Machine Translation (MT) is a flagship of the recent successes and advances in the field of natural language processing. Its practical applications and use as a testbed for sequence transduction algorithms have spurred renewed interest in this topic. While MT systems have shown to achieve near human-level performance on some languages, yet their effectiveness strongly relies on the availability of large
amounts of parallel sentences, which hinders their applicability to the majority of language pairs.
In these lectures, I will first give a brief overview of how Deep Learning is used for text applications, and in particular for MT. Then, I will discuss our recent work on learning to translate with access to only large monolingual corpora in each language, but no example of sentences with their corresponding translations.
We propose two model variants, a neural and a phrase-based model. Although these models operate quite differently, they are both based on the same principles, namely careful initialization of parameters, the use of powerful language models and the artificial generation of parallel data.
I will show how these approaches enable translations from similar languages as well as languages that do not even share the same alphabet and linguistic structure, opening the door towards systems that can translate myriads of language pairs for which we have little if any bitexts.

##### Challenges in Neural Machine Translation

Machine Translation (MT) is a flagship of the recent successes and advances in the field of natural language processing. Its practical applications and use as a testbed for sequence
transduction algorithms have spurred renewed interest in this topic. Despite great successes of neural models for MT, there is still a general lack of understanding of how these models work and fit the data distribution. In particular, MT is inherently a one-to-many learning task, as there are several plausible translations of the same source sentence. Uncertainty in the prediction task is due to both the existence of multiple valid translations for a single source sentence, and the extrinsic uncertainty caused by noise in the training data.
In the first part of this talk, I will present tools and metrics to assess how uncertainty in the data is captured by the model distribution and how it affects search strategies that
generate translations.
In the second part of the talk, I will instead focus on another challenge, which is the discrepancy between how neural MT models are trained, and how they are used at test time.
At training time, these models are only asked to predict the next word in the sentence, while at test time they are asked to predict the whole sentence (translation), which may lead to accumulation of errors.
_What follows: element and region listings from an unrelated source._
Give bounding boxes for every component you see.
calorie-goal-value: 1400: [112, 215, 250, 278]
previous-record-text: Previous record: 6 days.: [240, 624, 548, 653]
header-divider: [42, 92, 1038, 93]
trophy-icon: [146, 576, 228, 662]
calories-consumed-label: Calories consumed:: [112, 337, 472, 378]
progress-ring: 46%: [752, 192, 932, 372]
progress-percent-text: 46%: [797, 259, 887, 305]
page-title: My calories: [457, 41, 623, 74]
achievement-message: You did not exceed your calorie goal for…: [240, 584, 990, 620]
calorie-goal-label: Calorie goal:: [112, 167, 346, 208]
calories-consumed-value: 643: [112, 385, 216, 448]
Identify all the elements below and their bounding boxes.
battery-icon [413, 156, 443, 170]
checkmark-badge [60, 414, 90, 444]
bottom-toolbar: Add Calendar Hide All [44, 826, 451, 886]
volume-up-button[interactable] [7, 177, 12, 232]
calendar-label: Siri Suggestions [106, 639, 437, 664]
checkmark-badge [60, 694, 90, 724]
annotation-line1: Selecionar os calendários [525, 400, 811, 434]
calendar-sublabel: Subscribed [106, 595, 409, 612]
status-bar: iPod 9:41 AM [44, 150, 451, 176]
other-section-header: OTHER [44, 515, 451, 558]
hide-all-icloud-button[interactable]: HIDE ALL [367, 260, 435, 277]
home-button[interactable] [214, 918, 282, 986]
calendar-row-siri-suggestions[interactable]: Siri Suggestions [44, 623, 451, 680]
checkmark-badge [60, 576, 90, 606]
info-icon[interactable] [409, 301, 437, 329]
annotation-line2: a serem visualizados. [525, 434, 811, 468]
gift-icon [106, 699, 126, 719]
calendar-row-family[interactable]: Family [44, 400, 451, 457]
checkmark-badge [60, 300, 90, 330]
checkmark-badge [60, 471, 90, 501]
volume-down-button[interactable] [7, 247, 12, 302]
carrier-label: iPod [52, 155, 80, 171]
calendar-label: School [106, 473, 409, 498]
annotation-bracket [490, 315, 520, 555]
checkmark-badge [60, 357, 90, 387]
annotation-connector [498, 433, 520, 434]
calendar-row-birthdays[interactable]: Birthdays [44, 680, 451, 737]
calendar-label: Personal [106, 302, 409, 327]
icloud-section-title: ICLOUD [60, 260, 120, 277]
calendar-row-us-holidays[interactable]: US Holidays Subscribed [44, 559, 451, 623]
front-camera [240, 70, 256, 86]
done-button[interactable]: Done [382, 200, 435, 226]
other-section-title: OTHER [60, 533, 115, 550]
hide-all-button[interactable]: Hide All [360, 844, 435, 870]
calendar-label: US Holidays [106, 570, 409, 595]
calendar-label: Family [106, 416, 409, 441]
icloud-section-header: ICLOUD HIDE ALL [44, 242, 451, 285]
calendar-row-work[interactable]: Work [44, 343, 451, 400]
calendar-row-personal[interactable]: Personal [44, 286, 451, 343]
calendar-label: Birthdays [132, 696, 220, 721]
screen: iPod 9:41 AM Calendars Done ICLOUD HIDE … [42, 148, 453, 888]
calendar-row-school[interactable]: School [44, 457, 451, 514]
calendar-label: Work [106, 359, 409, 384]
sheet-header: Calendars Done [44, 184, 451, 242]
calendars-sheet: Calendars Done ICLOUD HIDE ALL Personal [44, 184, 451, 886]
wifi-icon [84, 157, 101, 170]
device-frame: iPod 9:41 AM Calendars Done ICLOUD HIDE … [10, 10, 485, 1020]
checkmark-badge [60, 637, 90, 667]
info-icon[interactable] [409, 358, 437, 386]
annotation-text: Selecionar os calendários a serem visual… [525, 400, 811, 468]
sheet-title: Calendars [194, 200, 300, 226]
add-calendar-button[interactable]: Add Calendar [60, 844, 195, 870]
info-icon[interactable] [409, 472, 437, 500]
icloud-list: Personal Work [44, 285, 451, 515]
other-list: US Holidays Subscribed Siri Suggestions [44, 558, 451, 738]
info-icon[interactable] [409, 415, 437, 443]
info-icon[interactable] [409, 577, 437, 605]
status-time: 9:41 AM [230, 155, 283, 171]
I will conclude the lecture with a survey of methods to train neural MT systems at the sequence-level, showing that classical structure prediction losses are quite effective, although with diminishing returns as baseline systems get stronger.

##### Choice Models in Data Analysis and their Applications – Part I

Several models, based on choice procedures and the superposition principle are developed and applied for different methods of smart data analysis. Several applications are discussed, in particular, to the data on retailer data analysis, on banking, to the data provided by Microsoft and to the tornado prediction. For efficiency evaluation of tornado prediction, the constructed model has been tested on real-life data obtained from the University of Oklahoma (USA). It is shown that the constructed tornado prediction model is more efficient than all previous models.

##### Choice Models in Data Analysis and their Applications – Part II

Several models, based on choice procedures and the superposition principle are developed and applied for different methods of smart data analysis. Several applications are discussed, in particular, to the data on retailer data analysis, on banking, to the data provided by Microsoft and to the tornado prediction. For efficiency evaluation of tornado prediction, the constructed model has been tested on real-life data obtained from the University of Oklahoma (USA). It is shown that the constructed tornado prediction model is more efficient than all previous models.